16 e 17 Ago, Lisboa->Amesterdão->Nairobi->Moshi

   Finalmente em África!
   As viagens de avião cumpriram a agenda. Quando estávamos a 10 minutos de aterrar no Quénia o comandante avisa “vamos ter de nos manter no ar porque está um animal morto na pista de aterragem”! -> Bem vindos a África!
   No aeroporto de Nairobi, o cenário era: escombros queimados, passadeiras de malas na rua, muitas tendas tipo casamento com cada departamento das chegadas, casas de banho festivaleiras... Até estava tudo muito bem organizado tendo apenas passado uma semana do incêndio que destruiu tudo. Mesmo assim tivemos uma hora em fila para obter o visto de entrada.
   Agarrámos nas nossas mochilas que estavam na tenda das malas e saímos do aeroporto onde está um rapaz com uma placa a dizer “Sr. Rui Louro x2” – sempre quis ter alguém à minha espera com uma placa J.

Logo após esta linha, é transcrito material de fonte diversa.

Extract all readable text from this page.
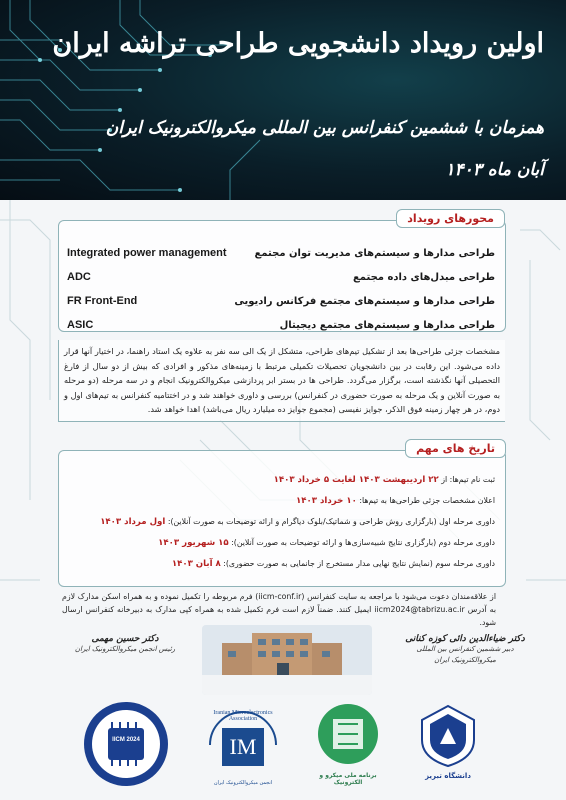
اولین رویداد دانشجویی طراحی تراشه ایران
همزمان با ششمین کنفرانس بین المللی میکروالکترونیک ایران
آبان ماه ۱۴۰۳
محورهای رویداد
طراحی مدارها و سیستم‌های مدیریت توان مجتمع
Integrated power management
طراحی مبدل‌های داده مجتمع
ADC
طراحی مدارها و سیستم‌های مجتمع فرکانس رادیویی
FR Front-End
طراحی مدارها و سیستم‌های مجتمع دیجیتال
ASIC
مشخصات جزئی طراحی‌ها بعد از تشکیل تیم‌های طراحی، متشکل از یک الی سه نفر به علاوه یک استاد راهنما، در اختیار آنها قرار داده می‌شود. این رقابت در بین دانشجویان تحصیلات تکمیلی مرتبط با زمینه‌های مذکور و افرادی که بیش از دو سال از فارغ التحصیلی آنها نگذشته است، برگزار می‌گردد. طراحی ها در بستر ابر پردازشی میکروالکترونیک انجام و در سه مرحله (دو مرحله به صورت آنلاین و یک مرحله به صورت حضوری در کنفرانس) بررسی و داوری خواهند شد و در اختتامیه کنفرانس به تیم‌های اول و دوم، در هر چهار زمینه فوق الذکر، جوایز نفیسی (مجموع جوایز ده میلیارد ریال می‌باشد) اهدا خواهد شد.
تاریخ های مهم
ثبت نام تیم‌ها: از ۲۲ اردیبهشت ۱۴۰۳ لغایت ۵ خرداد ۱۴۰۳
اعلان مشخصات جزئی طراحی‌ها به تیم‌ها: ۱۰ خرداد ۱۴۰۳
داوری مرحله اول (بارگزاری روش طراحی و شماتیک/بلوک دیاگرام و ارائه توضیحات به صورت آنلاین): اول مرداد ۱۴۰۳
داوری مرحله دوم (بارگزاری نتایج شبیه‌سازی‌ها و ارائه توضیحات به صورت آنلاین): ۱۵ شهریور ۱۴۰۳
داوری مرحله سوم (نمایش نتایج نهایی مدار مستخرج از جانمایی به صورت حضوری): ۸ آبان ۱۴۰۳
از علاقه‌مندان دعوت می‌شود با مراجعه به سایت کنفرانس (iicm-conf.ir) فرم مربوطه را تکمیل نموده و به همراه اسکن مدارک لازم به آدرس iicm2024@tabrizu.ac.ir ایمیل کنند. ضمناً لازم است فرم تکمیل شده به همراه کپی مدارک به دبیرخانه کنفرانس ارسال شود.
دکتر حسین مهمی
رئیس انجمن میکروالکترونیک ایران
دکتر ضیاءالدین دائی کوزه کنانی
دبیر ششمین کنفرانس بین المللی میکروالکترونیک ایران
IICM 2024	IM
Iranian Microelectronics Association
انجمن میکروالکترونیک ایران
برنامه ملی میکرو و الکترونیک
دانشگاه تبریز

   São 8:00 e vamos agora de Nairobi (Quénia) até Moshi (Tanzânia) de autocarro. Somos encaminhados para uma Van que quando apareceu pensei que era mentira – muito velha e completamente cheia. E do nada saltam uns bancos pequenos no corredor da Van e é mesmo lá que nós e 2 Suíças vamos fazer 10 horas de viagem!
   Metade da Van está ocupada por um grupo anglicano de Quenianas. Pouco depois da Van arrancar o grupo de mulheres começa a cantar em língua Swahili, em coro, muito animado! A senhora que vai ao meu lado é a Anne, professora e um amor de pessoa, gostei mesmo muito de a conhecer. Na van todos falam inglês bem melhor do que o meu.
   Dentro da Van, muito calor, cantava-se, levávamos banho de pó e comíamos uns bolos fritos típicos que o grupo nos ofereceu e nós esfomeados deliciamo-nos.
   Lá fora a realidade era outra! Além da estrada alcatroada por onde éramos conduzidos, tudo é terra (daquela vermelha), barracas feitas de latão velho e madeira, lixo espalhado pelo chão, pessoas a vender coisas no chão, galinhas, crianças descalças, mulheres a carregar água e lenha… Quando nos afastamos da cidade as casas passam a ser feitas de barro e palhotas e passam a ver-se manadas de vacas (daquelas não leiteiras), cabras, burros, pastoradas por crianças no meio do deserto poeirento. Vêem-se muitas pessoas e motas a transportar bidons de água na beira da estrada, crianças a dizer adeus à Van, mulheres a moer trigo ou a catar cabeças de crianças, sempre vestidos com vestes bem coloridas.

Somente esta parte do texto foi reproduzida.